21 So I find it to be a law that when I want to do what is good, evil lies close at hand. 22 For I delight in the law of God in my inmost self, 23 but I see in my members another law at war with the law of my mind, making me captive to the law of sin that dwells in my members. 24 Wretched man that I am! Who will rescue me from this body of death? 25 Thanks be to God through Jesus Christ our Lord!

   Who can deliver us when we fail? “Thanks be to God through Jesus Christ our Lord.”

   I went by San Dimas High School in San Dimas the other day.

   San Dimas gets its name from… Well there’s a probably historical story and there’s a more colorful, but less likely, explanation.

   First, the colorful version the way I heard it.

   When San Dimas was a part of the land grant given by Spain to two Spanish Dons, the area was called Rancho San Jose. It was plagued by horse thieves and cattle rustlers. One of the Dons, Señor Ignacio Palomares, is said to have taken a group of men to search for his property and the men who were robbing him and stopped in what is now San Dimas Canyon, which was filled with remote hiding places. He didn’t find the men, but he knew they were out there, so he prayed loudly that they would repent like the repentant thief on the cross next to Jesus whose traditional name is San Dismas (or a variant) and return his cattle and horses. The name stuck and was taken-on by the town that grew nearby.

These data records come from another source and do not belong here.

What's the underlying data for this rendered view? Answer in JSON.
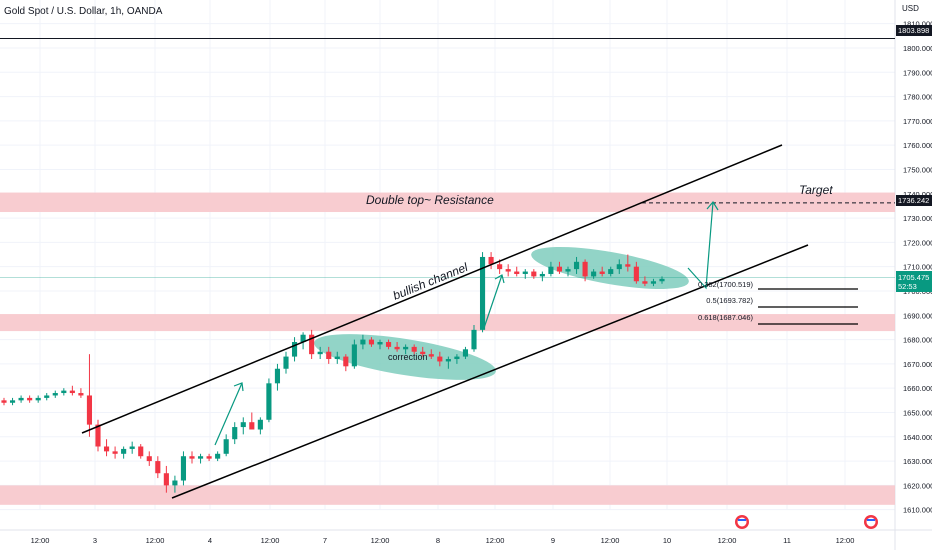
{
  "header": {
    "symbol_title": "Gold Spot / U.S. Dollar, 1h, OANDA",
    "currency": "USD"
  },
  "colors": {
    "up": "#089981",
    "down": "#f23645",
    "zone": "#f7c6cb",
    "ellipse": "#7fcdbd",
    "arrow": "#089981",
    "channel": "#000000",
    "grid": "#f0f3fa",
    "current_price_bg": "#089981"
  },
  "chart_data": {
    "type": "candlestick",
    "y_axis": {
      "min": 1605,
      "max": 1815,
      "ticks": [
        1610,
        1620,
        1630,
        1640,
        1650,
        1660,
        1670,
        1680,
        1690,
        1700,
        1710,
        1720,
        1730,
        1740,
        1750,
        1760,
        1770,
        1780,
        1790,
        1800,
        1810
      ]
    },
    "x_axis": {
      "labels": [
        "12:00",
        "3",
        "12:00",
        "4",
        "12:00",
        "7",
        "12:00",
        "8",
        "12:00",
        "9",
        "12:00",
        "10",
        "12:00",
        "11",
        "12:00"
      ]
    },
    "price_labels": {
      "top_line": "1803.898",
      "target": "1736.242",
      "current": "1705.475",
      "countdown": "52:53"
    },
    "candles": [
      [
        1655,
        1656,
        1653,
        1654
      ],
      [
        1654,
        1656,
        1653,
        1655
      ],
      [
        1655,
        1657,
        1654,
        1656
      ],
      [
        1656,
        1657,
        1654,
        1655
      ],
      [
        1655,
        1657,
        1654,
        1656
      ],
      [
        1656,
        1658,
        1655,
        1657
      ],
      [
        1657,
        1659,
        1656,
        1658
      ],
      [
        1658,
        1660,
        1657,
        1659
      ],
      [
        1659,
        1661,
        1657,
        1658
      ],
      [
        1658,
        1660,
        1656,
        1657
      ],
      [
        1657,
        1674,
        1640,
        1645
      ],
      [
        1645,
        1647,
        1634,
        1636
      ],
      [
        1636,
        1639,
        1632,
        1634
      ],
      [
        1634,
        1636,
        1631,
        1633
      ],
      [
        1633,
        1636,
        1631,
        1635
      ],
      [
        1635,
        1638,
        1633,
        1636
      ],
      [
        1636,
        1637,
        1631,
        1632
      ],
      [
        1632,
        1634,
        1628,
        1630
      ],
      [
        1630,
        1632,
        1623,
        1625
      ],
      [
        1625,
        1628,
        1617,
        1620
      ],
      [
        1620,
        1624,
        1617,
        1622
      ],
      [
        1622,
        1634,
        1620,
        1632
      ],
      [
        1632,
        1634,
        1629,
        1631
      ],
      [
        1631,
        1633,
        1629,
        1632
      ],
      [
        1632,
        1633,
        1630,
        1631
      ],
      [
        1631,
        1634,
        1630,
        1633
      ],
      [
        1633,
        1641,
        1632,
        1639
      ],
      [
        1639,
        1646,
        1637,
        1644
      ],
      [
        1644,
        1648,
        1641,
        1646
      ],
      [
        1646,
        1650,
        1643,
        1643
      ],
      [
        1643,
        1648,
        1641,
        1647
      ],
      [
        1647,
        1664,
        1646,
        1662
      ],
      [
        1662,
        1670,
        1659,
        1668
      ],
      [
        1668,
        1675,
        1666,
        1673
      ],
      [
        1673,
        1681,
        1671,
        1679
      ],
      [
        1679,
        1683,
        1676,
        1682
      ],
      [
        1682,
        1684,
        1672,
        1674
      ],
      [
        1674,
        1677,
        1672,
        1675
      ],
      [
        1675,
        1677,
        1670,
        1672
      ],
      [
        1672,
        1675,
        1670,
        1673
      ],
      [
        1673,
        1674,
        1667,
        1669
      ],
      [
        1669,
        1680,
        1668,
        1678
      ],
      [
        1678,
        1682,
        1676,
        1680
      ],
      [
        1680,
        1681,
        1677,
        1678
      ],
      [
        1678,
        1680,
        1676,
        1679
      ],
      [
        1679,
        1680,
        1676,
        1677
      ],
      [
        1677,
        1679,
        1675,
        1676
      ],
      [
        1676,
        1678,
        1674,
        1677
      ],
      [
        1677,
        1678,
        1674,
        1675
      ],
      [
        1675,
        1677,
        1673,
        1674
      ],
      [
        1674,
        1676,
        1672,
        1673
      ],
      [
        1673,
        1675,
        1669,
        1671
      ],
      [
        1671,
        1673,
        1668,
        1672
      ],
      [
        1672,
        1674,
        1670,
        1673
      ],
      [
        1673,
        1677,
        1672,
        1676
      ],
      [
        1676,
        1686,
        1675,
        1684
      ],
      [
        1684,
        1716,
        1683,
        1714
      ],
      [
        1714,
        1716,
        1709,
        1711
      ],
      [
        1711,
        1713,
        1707,
        1709
      ],
      [
        1709,
        1711,
        1706,
        1708
      ],
      [
        1708,
        1710,
        1706,
        1707
      ],
      [
        1707,
        1709,
        1705,
        1708
      ],
      [
        1708,
        1709,
        1705,
        1706
      ],
      [
        1706,
        1708,
        1704,
        1707
      ],
      [
        1707,
        1712,
        1706,
        1710
      ],
      [
        1710,
        1712,
        1707,
        1708
      ],
      [
        1708,
        1710,
        1706,
        1709
      ],
      [
        1709,
        1714,
        1707,
        1712
      ],
      [
        1712,
        1713,
        1704,
        1706
      ],
      [
        1706,
        1709,
        1705,
        1708
      ],
      [
        1708,
        1710,
        1706,
        1707
      ],
      [
        1707,
        1710,
        1706,
        1709
      ],
      [
        1709,
        1713,
        1707,
        1711
      ],
      [
        1711,
        1715,
        1708,
        1710
      ],
      [
        1710,
        1712,
        1703,
        1704
      ],
      [
        1704,
        1706,
        1702,
        1703
      ],
      [
        1703,
        1705,
        1702,
        1704
      ],
      [
        1704,
        1706,
        1703,
        1705
      ]
    ],
    "levels": [
      {
        "name": "top-line",
        "value": 1803.898
      },
      {
        "name": "target-line",
        "value": 1736.242
      }
    ],
    "zones": [
      {
        "name": "resistance-zone",
        "from": 1732.5,
        "to": 1740.5
      },
      {
        "name": "support-zone-mid",
        "from": 1683.5,
        "to": 1690.5
      },
      {
        "name": "support-zone-low",
        "from": 1612,
        "to": 1620
      }
    ],
    "annotations": {
      "resistance": "Double top~ Resistance",
      "channel": "bullish channel",
      "correction": "correction",
      "target": "Target"
    },
    "fibonacci": [
      {
        "label": "0.382(1700.519)",
        "value": 1700.519
      },
      {
        "label": "0.5(1693.782)",
        "value": 1693.782
      },
      {
        "label": "0.618(1687.046)",
        "value": 1687.046
      }
    ],
    "grid": true
  }
}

   The more likely version is that Don Palomares was from Sonora, Mexico, and there was a village nearby named San Dimas.

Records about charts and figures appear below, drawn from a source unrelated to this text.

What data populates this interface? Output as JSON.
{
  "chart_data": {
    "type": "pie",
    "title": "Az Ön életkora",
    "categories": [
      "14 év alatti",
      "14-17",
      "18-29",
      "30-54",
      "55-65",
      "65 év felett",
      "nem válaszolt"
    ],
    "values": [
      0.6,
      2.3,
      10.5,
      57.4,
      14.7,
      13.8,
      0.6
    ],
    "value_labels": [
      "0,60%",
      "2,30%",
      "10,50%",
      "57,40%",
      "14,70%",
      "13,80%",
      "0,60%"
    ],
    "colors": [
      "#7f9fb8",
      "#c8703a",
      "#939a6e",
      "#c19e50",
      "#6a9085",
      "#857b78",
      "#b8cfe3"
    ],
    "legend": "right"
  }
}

   San Dismas, St. Dismas, and San Dimas are all variants of the name. The Lutheran Congregations in the Maryland State Correctional System is called The Community of St. Dysmas.

   San Dimas High School is the school from which Bill and Ted time-traveled for a school assignment in the 1989 movie “Bill and Ted’s Excellent Adventure”. One of the characters in the movie gives up on an attempt at public speaking and just yells, “San Dimas High School Football rules!” which became part of American popular culture. That also became the name of a popular rock song by The Ataris in 1999.

   San Dimas High School’s mascot is the Saint. It is the home of the Saints.

   Where is our home, the home of the saints of God? Heaven. A place we have already entered, but not yet in its perfection

   We have entered the already but not yet Reign of God, we have entered into reality, as the author of Hebrews writes in chapter 12, verses 22-24,

22 But you have come to Mount Zion and to the city of the living God, the heavenly Jerusalem, and to innumerable angels in festal gathering, 23 and to the assembly of the firstborn who are enrolled in heaven, and to God the judge of all, and to the spirits of the righteous made perfect, 24 and to Jesus, the mediator of a new covenant, and to the sprinkled blood that speaks a better word than the blood of Abel.

   We are connected in a living relationship with the one true living God by God through faith and in baptism, with all the saints who are alive today, who have ever lived, and in a weird way since all time is the present with God, with all those who will ever live.

   As Paul writes in Colossians 1:11-12,

11 May you be made strong with all the strength that comes from his glorious power, and may you be prepared to endure everything with patience, while joyfully 12 giving thanks to the Father, who has enabled you to share in the inheritance of the saints in the light.

   Heaven is our home. We are in this world but not of it. But we serve it as God does. Sacrificially. And we live as saints and sinners at the same time, fully dependent upon God who has shown us His love for us on the cross and whose name we praise with all the saints.